La demande d'huile d'olive égyptienne augmente suite à la libéralisation du taux de change
La dévaluation de la livre égyptienne rend les exportations d'huile d'olive du pays plus compétitives sur les marchés internationaux.
Dans le but de stimuler son économie et d'attirer les investisseurs étrangers, l'Égypte a abandonné le 3 novembre dernier le taux de change fixe de 8,8 livres égyptiennes pour un dollar américain. Cette mesure a entraîné une dépréciation de moitié de la livre égyptienne, offrant ainsi aux producteurs d'huile d'olive du pays une opportunité d'exportation.
L'industrie égyptienne de l'huile d'olive a connu une croissance considérable ces dernières années. La production a été multipliée par dix entre 2005 et 2015, passant de 2 500 à 25 000 tonnes. Les exportations d'huile d'olive ont également augmenté au cours de cette période, passant de 500 à 5 000 tonnes.
La mise en flottement de la livre égyptienne sur les marchés internationaux s’inscrit dans le cadre d’un effort global du gouvernement visant à relancer l’économie du pays après des années de troubles politiques, notamment la destitution de Hosni Moubarak en 2011 et le coup d’État militaire qui a renversé son successeur, Mohammed Morsi. Cette mesure a permis à l’Égypte d’obtenir un prêt de 12 milliards de dollars sur trois ans auprès du Fonds monétaire international, le plus important de ce type jamais enregistré au Moyen-Orient.

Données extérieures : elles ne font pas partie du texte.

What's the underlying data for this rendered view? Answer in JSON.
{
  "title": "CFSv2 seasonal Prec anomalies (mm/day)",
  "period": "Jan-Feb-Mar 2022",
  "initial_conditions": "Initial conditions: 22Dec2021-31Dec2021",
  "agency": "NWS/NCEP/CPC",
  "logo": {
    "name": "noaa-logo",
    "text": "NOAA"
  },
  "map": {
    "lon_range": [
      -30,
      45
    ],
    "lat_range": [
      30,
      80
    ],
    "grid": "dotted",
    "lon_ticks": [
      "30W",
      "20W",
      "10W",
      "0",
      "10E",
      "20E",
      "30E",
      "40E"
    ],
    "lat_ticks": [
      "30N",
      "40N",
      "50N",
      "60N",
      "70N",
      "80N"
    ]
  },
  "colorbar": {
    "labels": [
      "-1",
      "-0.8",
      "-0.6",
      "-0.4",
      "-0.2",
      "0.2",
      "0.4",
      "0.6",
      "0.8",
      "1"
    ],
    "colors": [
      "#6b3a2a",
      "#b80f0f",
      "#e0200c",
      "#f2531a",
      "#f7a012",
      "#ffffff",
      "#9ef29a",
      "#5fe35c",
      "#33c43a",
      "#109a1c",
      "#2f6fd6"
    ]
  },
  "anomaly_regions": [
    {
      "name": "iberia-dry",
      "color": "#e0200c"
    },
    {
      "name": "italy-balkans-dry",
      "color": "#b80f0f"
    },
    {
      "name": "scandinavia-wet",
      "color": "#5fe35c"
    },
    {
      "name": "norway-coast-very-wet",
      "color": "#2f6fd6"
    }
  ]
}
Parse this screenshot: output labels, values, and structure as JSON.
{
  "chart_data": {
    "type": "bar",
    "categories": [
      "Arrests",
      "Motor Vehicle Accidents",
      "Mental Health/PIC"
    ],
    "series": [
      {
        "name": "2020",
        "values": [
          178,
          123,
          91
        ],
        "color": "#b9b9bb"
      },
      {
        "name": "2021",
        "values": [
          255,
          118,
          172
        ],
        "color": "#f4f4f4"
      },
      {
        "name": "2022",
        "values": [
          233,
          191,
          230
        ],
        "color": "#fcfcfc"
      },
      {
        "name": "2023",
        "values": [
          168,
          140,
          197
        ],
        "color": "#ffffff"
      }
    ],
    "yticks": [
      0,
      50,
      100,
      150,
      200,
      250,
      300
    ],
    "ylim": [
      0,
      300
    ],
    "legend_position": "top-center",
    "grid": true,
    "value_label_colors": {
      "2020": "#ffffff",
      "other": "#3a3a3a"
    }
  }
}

La libéralisation de la monnaie, associée à une baisse de l'offre mondiale et à une hausse de la demande, a également contribué à dynamiser certains des plus grands producteurs d'huile d'olive d'Égypte. Wadi Food, une filiale du groupe Wadi, a enregistré une hausse de 40 % de son chiffre d'affaires en 2016, principalement grâce aux exportations d'olives. Des chiffres de croissance similaires ont été publiés par la société Olivee, qui a vu ses exportations d'huile d'olive augmenter de 65 % pour atteindre 19,5 millions de dollars en 2016.
Malgré l’optimisme croissant concernant les ventes d’huile d’olive, l’économie égyptienne dans son ensemble continue de se contracter. L’indice des directeurs d’achat (PMI) d’Emirates NBD pour l’Égypte, publié récemment, a atteint 46,7 en février, contre 43,3 en janvier. Si la progression de ces chiffres indique l’accélération la plus rapide de l’activité économique égyptienne depuis 2014, le PMI doit dépasser 50 pour signaler le début d’une expansion économique.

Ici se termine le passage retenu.